Everybody hates Raymond. He has been in Manchester only a few days and already authorities there are demanding that he be removed from the city. Police Chief David Mara told the press "we have 300 registered sex offenders here and over 2,500 people who are on state probation and parole. I think we have enough sexual and social deviants without adding one more. I think Manchester has done it's part absorbing people back into society." Yes, Chief, I would tend to agree. Indeed, I think the country has done more than it's share.
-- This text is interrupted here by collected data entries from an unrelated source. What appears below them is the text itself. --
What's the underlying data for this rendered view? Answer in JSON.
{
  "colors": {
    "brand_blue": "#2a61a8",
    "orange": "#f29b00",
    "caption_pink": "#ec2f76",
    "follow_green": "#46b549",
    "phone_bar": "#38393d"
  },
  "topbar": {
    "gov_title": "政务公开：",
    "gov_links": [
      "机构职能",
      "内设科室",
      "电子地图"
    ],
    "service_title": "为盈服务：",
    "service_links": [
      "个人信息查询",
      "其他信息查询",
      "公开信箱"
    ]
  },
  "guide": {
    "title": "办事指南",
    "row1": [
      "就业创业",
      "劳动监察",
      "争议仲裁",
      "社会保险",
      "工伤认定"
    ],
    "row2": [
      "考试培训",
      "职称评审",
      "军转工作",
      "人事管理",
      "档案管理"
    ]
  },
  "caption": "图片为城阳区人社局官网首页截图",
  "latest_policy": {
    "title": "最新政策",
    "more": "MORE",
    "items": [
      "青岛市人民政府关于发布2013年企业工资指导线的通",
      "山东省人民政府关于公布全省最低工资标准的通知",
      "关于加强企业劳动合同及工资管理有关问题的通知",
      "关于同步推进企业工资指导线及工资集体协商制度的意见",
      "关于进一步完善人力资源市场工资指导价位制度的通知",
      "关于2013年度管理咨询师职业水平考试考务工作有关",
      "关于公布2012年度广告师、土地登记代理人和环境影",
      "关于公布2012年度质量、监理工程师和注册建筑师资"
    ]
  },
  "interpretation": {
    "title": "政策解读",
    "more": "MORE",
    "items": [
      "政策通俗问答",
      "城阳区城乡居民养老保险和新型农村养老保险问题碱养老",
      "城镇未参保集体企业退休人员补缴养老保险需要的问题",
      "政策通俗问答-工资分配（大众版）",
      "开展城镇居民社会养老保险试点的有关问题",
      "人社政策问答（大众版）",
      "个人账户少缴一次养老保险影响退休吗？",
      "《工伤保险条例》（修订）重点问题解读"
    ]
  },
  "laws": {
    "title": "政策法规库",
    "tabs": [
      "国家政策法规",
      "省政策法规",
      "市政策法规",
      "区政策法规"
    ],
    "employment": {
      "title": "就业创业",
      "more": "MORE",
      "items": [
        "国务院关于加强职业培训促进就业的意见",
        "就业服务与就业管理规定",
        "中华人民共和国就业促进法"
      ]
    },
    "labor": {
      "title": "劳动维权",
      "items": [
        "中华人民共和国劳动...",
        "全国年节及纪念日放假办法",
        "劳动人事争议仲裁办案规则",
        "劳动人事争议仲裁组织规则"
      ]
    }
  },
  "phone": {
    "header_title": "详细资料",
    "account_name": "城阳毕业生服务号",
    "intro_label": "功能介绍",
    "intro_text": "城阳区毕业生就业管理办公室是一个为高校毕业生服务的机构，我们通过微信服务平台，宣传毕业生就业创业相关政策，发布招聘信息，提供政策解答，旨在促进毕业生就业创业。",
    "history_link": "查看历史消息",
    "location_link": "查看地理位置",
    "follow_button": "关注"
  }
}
What this case demonstrates is the glaring need for some kind of over-riding "Common-Sense Law", or maybe the "No-Crack-To-Fall-Through Law". How crazy is it that a civilized society, at the end of the day,can't just say, "look...somehow or other our thousands of law books failed to consider this eventuality, but common-sense dictates that this person should not be anywhere other than behind bars.." No, that could never happen. The ACLU would sue. What could happen, however, and indeed what may very well happen, is that Raymond Guay will rob the planet of another good soul. We will all wring our hands and point at the legal system and be angry, but all the while the writing was right there on the wall for all to see. And if that isn't unsettling enough, imagine all the other "Raymonds" that have already fallen through that crack and we never heard a thing about it.